Vibrato is simply part of a violinist's technical armament and enables them to produce certain musical effects. Fine to suggest that performers used to use less of it. The greater the variety of vibrato in terms of quantity, speed, style etc, the greater the range of colour, imagination and fantasy that can be conveyed.

But it is not fine to impose a blanket ban. Philip is quite right: as we have Elgar's own recordings (unlike Bach's...) we can hear exactly how he conducted his own works and how his strings sounded, and they didn't sound like that. A bit of a no-brainer, really.

I am all for Historical Information. What I am objecting to is Historical Disinformation: personal eccentricity masquerading as HIP.

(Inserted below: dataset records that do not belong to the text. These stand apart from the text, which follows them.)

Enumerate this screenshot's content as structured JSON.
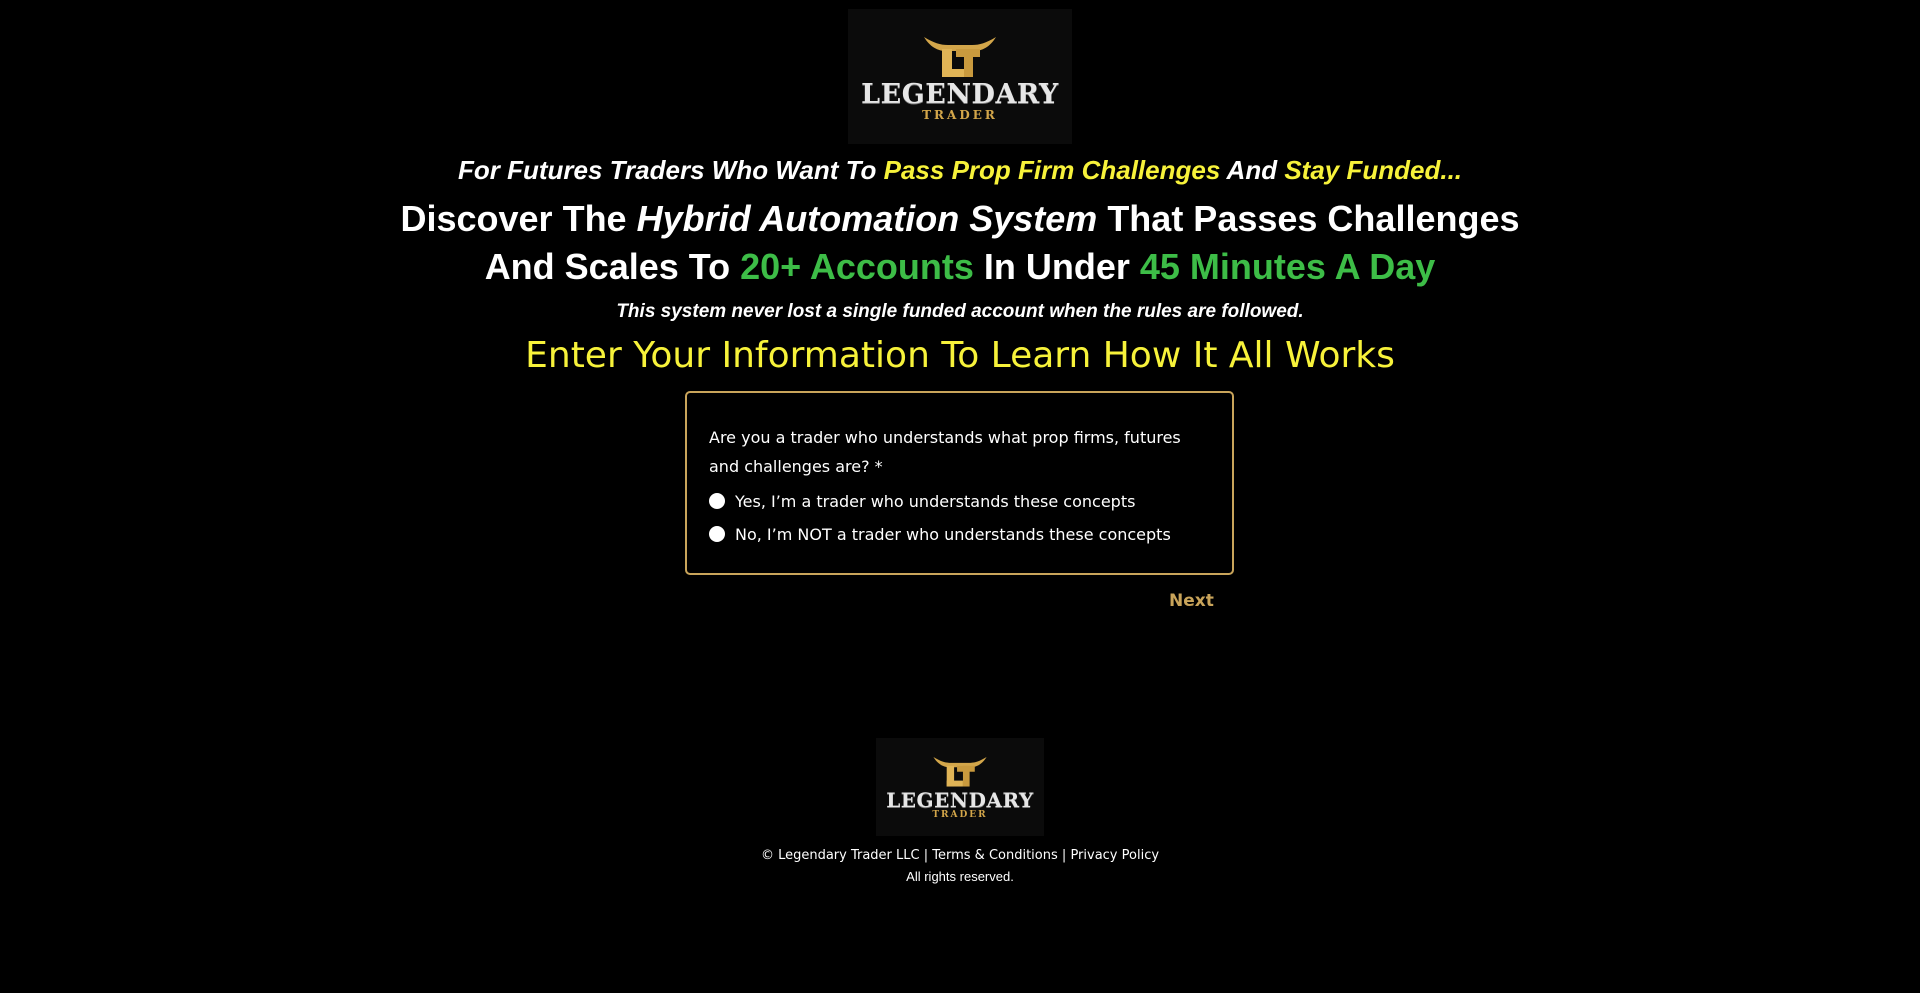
{
  "logo": {
    "word": "LEGENDARY",
    "sub": "TRADER",
    "accent_color": "#d3a64a"
  },
  "hero": {
    "pre_headline": {
      "part1": "For Futures Traders Who Want To ",
      "highlight1": "Pass Prop Firm Challenges",
      "part2": " And ",
      "highlight2": "Stay Funded..."
    },
    "headline": {
      "line1_part1": "Discover The ",
      "line1_em": "Hybrid Automation System",
      "line1_part2": " That Passes Challenges",
      "line2_part1": "And Scales To ",
      "line2_green1": "20+ Accounts",
      "line2_part2": " In Under ",
      "line2_green2": "45 Minutes A Day"
    },
    "disclaimer": "This system never lost a single funded account when the rules are followed.",
    "cta_heading": "Enter Your Information To Learn How It All Works"
  },
  "form": {
    "question": "Are you a trader who understands what prop firms, futures and challenges are? *",
    "options": [
      "Yes, I’m a trader who understands these concepts",
      "No, I’m NOT a trader who understands these concepts"
    ],
    "next_label": "Next",
    "border_color": "#c9a45a"
  },
  "footer": {
    "copyright": "© Legendary Trader LLC",
    "separator": "|",
    "terms": "Terms & Conditions",
    "privacy": "Privacy Policy",
    "rights": "All rights reserved."
  },
  "colors": {
    "yellow": "#f7f23a",
    "green": "#3dbd47",
    "background": "#000000"
  }
}
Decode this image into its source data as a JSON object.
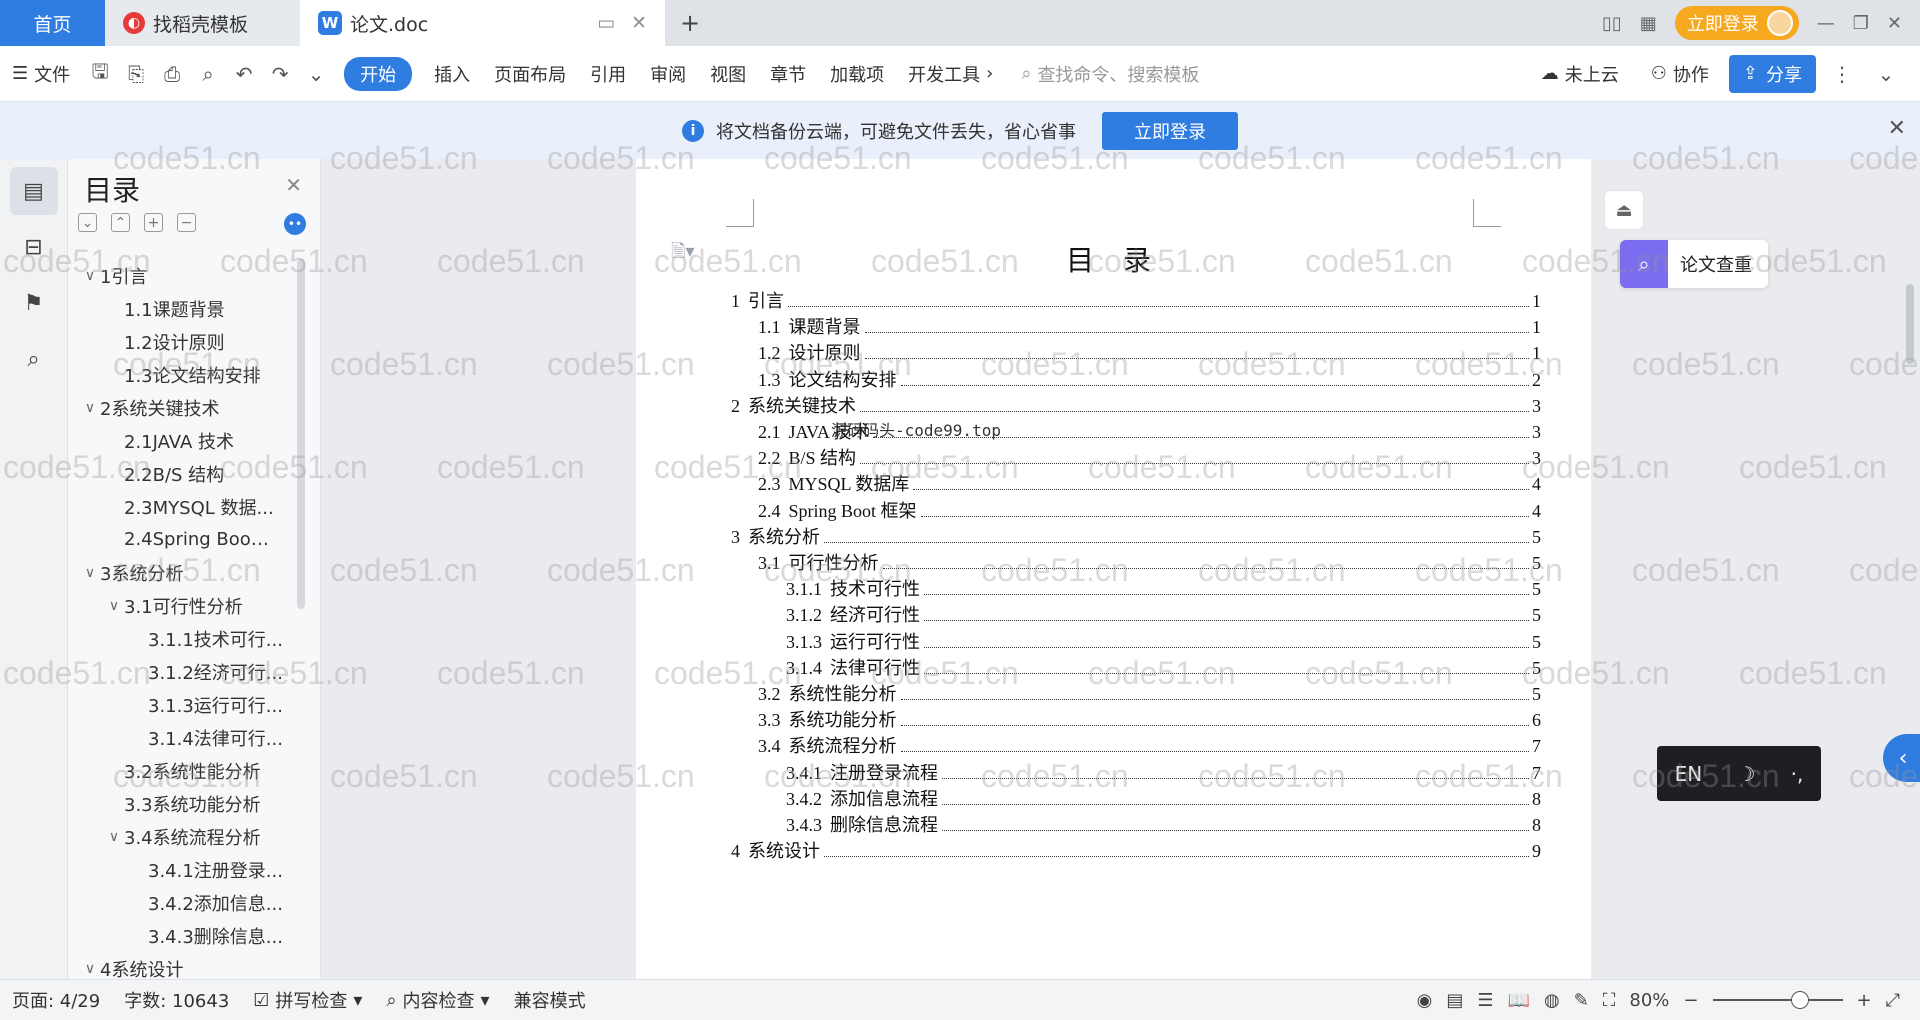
{
  "tabs": {
    "home": "首页",
    "template": "找稻壳模板",
    "doc": "论文.doc"
  },
  "titlebar": {
    "login": "立即登录"
  },
  "toolbar": {
    "file": "文件",
    "items": [
      "开始",
      "插入",
      "页面布局",
      "引用",
      "审阅",
      "视图",
      "章节",
      "加载项",
      "开发工具"
    ],
    "search_placeholder": "查找命令、搜索模板",
    "cloud": "未上云",
    "collab": "协作",
    "share": "分享"
  },
  "notice": {
    "text": "将文档备份云端，可避免文件丢失，省心省事",
    "button": "立即登录"
  },
  "navpane": {
    "title": "目录",
    "items": [
      {
        "text": "1引言",
        "level": 1,
        "chev": "∨"
      },
      {
        "text": "1.1课题背景",
        "level": 2
      },
      {
        "text": "1.2设计原则",
        "level": 2
      },
      {
        "text": "1.3论文结构安排",
        "level": 2
      },
      {
        "text": "2系统关键技术",
        "level": 1,
        "chev": "∨"
      },
      {
        "text": "2.1JAVA 技术",
        "level": 2
      },
      {
        "text": "2.2B/S 结构",
        "level": 2
      },
      {
        "text": "2.3MYSQL 数据...",
        "level": 2
      },
      {
        "text": "2.4Spring Boot ...",
        "level": 2
      },
      {
        "text": "3系统分析",
        "level": 1,
        "chev": "∨"
      },
      {
        "text": "3.1可行性分析",
        "level": 2,
        "chev": "∨"
      },
      {
        "text": "3.1.1技术可行...",
        "level": 3
      },
      {
        "text": "3.1.2经济可行...",
        "level": 3
      },
      {
        "text": "3.1.3运行可行...",
        "level": 3
      },
      {
        "text": "3.1.4法律可行...",
        "level": 3
      },
      {
        "text": "3.2系统性能分析",
        "level": 2
      },
      {
        "text": "3.3系统功能分析",
        "level": 2
      },
      {
        "text": "3.4系统流程分析",
        "level": 2,
        "chev": "∨"
      },
      {
        "text": "3.4.1注册登录...",
        "level": 3
      },
      {
        "text": "3.4.2添加信息...",
        "level": 3
      },
      {
        "text": "3.4.3删除信息...",
        "level": 3
      },
      {
        "text": "4系统设计",
        "level": 1,
        "chev": "∨"
      }
    ]
  },
  "document": {
    "title": "目 录",
    "overlay": "源码码头-code99.top",
    "toc": [
      {
        "num": "1",
        "label": "引言",
        "page": "1",
        "level": 1
      },
      {
        "num": "1.1",
        "label": "课题背景",
        "page": "1",
        "level": 2
      },
      {
        "num": "1.2",
        "label": "设计原则",
        "page": "1",
        "level": 2
      },
      {
        "num": "1.3",
        "label": "论文结构安排",
        "page": "2",
        "level": 2
      },
      {
        "num": "2",
        "label": "系统关键技术",
        "page": "3",
        "level": 1
      },
      {
        "num": "2.1",
        "label": "JAVA 技术",
        "page": "3",
        "level": 2
      },
      {
        "num": "2.2",
        "label": "B/S 结构",
        "page": "3",
        "level": 2
      },
      {
        "num": "2.3",
        "label": "MYSQL 数据库",
        "page": "4",
        "level": 2
      },
      {
        "num": "2.4",
        "label": "Spring Boot 框架",
        "page": "4",
        "level": 2
      },
      {
        "num": "3",
        "label": "系统分析",
        "page": "5",
        "level": 1
      },
      {
        "num": "3.1",
        "label": "可行性分析",
        "page": "5",
        "level": 2
      },
      {
        "num": "3.1.1",
        "label": "技术可行性",
        "page": "5",
        "level": 3
      },
      {
        "num": "3.1.2",
        "label": "经济可行性",
        "page": "5",
        "level": 3
      },
      {
        "num": "3.1.3",
        "label": "运行可行性",
        "page": "5",
        "level": 3
      },
      {
        "num": "3.1.4",
        "label": "法律可行性",
        "page": "5",
        "level": 3
      },
      {
        "num": "3.2",
        "label": "系统性能分析",
        "page": "5",
        "level": 2
      },
      {
        "num": "3.3",
        "label": "系统功能分析",
        "page": "6",
        "level": 2
      },
      {
        "num": "3.4",
        "label": "系统流程分析",
        "page": "7",
        "level": 2
      },
      {
        "num": "3.4.1",
        "label": "注册登录流程",
        "page": "7",
        "level": 3
      },
      {
        "num": "3.4.2",
        "label": "添加信息流程",
        "page": "8",
        "level": 3
      },
      {
        "num": "3.4.3",
        "label": "删除信息流程",
        "page": "8",
        "level": 3
      },
      {
        "num": "4",
        "label": "系统设计",
        "page": "9",
        "level": 1
      }
    ]
  },
  "side": {
    "check": "论文查重",
    "ime": [
      "EN",
      "☽",
      "·,"
    ]
  },
  "statusbar": {
    "page": "页面: 4/29",
    "words": "字数: 10643",
    "spell": "拼写检查",
    "content": "内容检查",
    "mode": "兼容模式",
    "zoom": "80%"
  },
  "watermark": "code51.cn",
  "colors": {
    "accent": "#2f7de1",
    "login": "#f6a81f"
  }
}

And, Evan, this kind of rubbish totalitarianism DOES lead to musicians being intimidated. It can also lead to them being sacked for arguing back (not by Norrington, I hasten to add, but I've heard of such instances elsewhere).

Pentimento said...

The no-vibrato theory, generally accepted as historical fact, has produced a great deal of bad singing in the name of "authenticity" as well . . .

Erin said...

Leaving aside the vibrato or no vibrato elements of the discussion (though I agree with Jessica completely on that), anyone who purports to know how all composers intended their music to sound - from Elgar to Beethoven - is deluding themselves. Debate and interpretation is a healthy part of playing music. If Norrington wants to perform Elgar without vibrato, fine, I'm not going to listen to it. But insisting everyone else's interpretations are incorrect, with clear evidence to contrary, is just plain silly.

Archimedes said...

I thought Roger Norrington himself responded to this uproar and went on record saying that he was not opposed to vibrato of any degree. He seemed quite willing to compromise on the vibrato question. I would like to know how the performances actually went!

Gerry said...

Well, Norrington did it with our orchestra and we weren't offended. Maybe we are just younger and more tolerant of different approaches. So Elgar 1 is without vibrato - this time. Interesting. He sold it to us. It was obvious he was convinced, so let's try it. By the way, it does sound better if it is in tune. The timbre also matches the winds somewhat making for a more homogeneous sound. Frankly, I get tired of the syrup (or ketchup?)of vibrato slathered over every single note ever written. I think ideally a range of vibratos from none to a lot should be used with discretion. We shoudn't just turn on the tremolo switch as on an Hammond organ. I agree with Norrington when he claims the absence of vibrato forces us to use other means to make the phrase, i.e. bow distribution, dynamics. He also claims it was a tradition of the early Vienna Phil. to play with no vibrato. Fine. The next week we had another couple of programs to play...

alexander said...

The vibrato question! Gerry, I really did appreciate your well-founded comment from an inside point of view, a musician with well-honed ears giving us his opinion. It couldn't be better and I am really happy about what you said. I firmly believe in "vibrato as an ornament", not a generalized, soup-like tremoloing in the strings covering everything. I am an music-interested layman and just feel, very profoundly so, that the less vibrato, the more details you can witness in a piece of music played. Whatever it is. The early works, of course, but even Elgar and Brucker, very much so Bruckner, gets a MUCH more transparent reading when played with less vibrato, or almost none at all. Especially, as you said Gerry, when it comes to interplay with the woodwinds. Startling! I, for one, want to hear MUCH more of vibrato-less or vibrato-poor playing. MOZART, for instance: I have rediscovered the piano concertos fully anew when listening to recordings with a period instrument orchestra and a true fortepiano. What a sound! What authenticity! The clarity! The transparency! I wouldn't miss it for nothing in the world!

violinhunter said...

I thought Norrington knew everything. Does anyone know Raymond Cohen's birth date? PLease.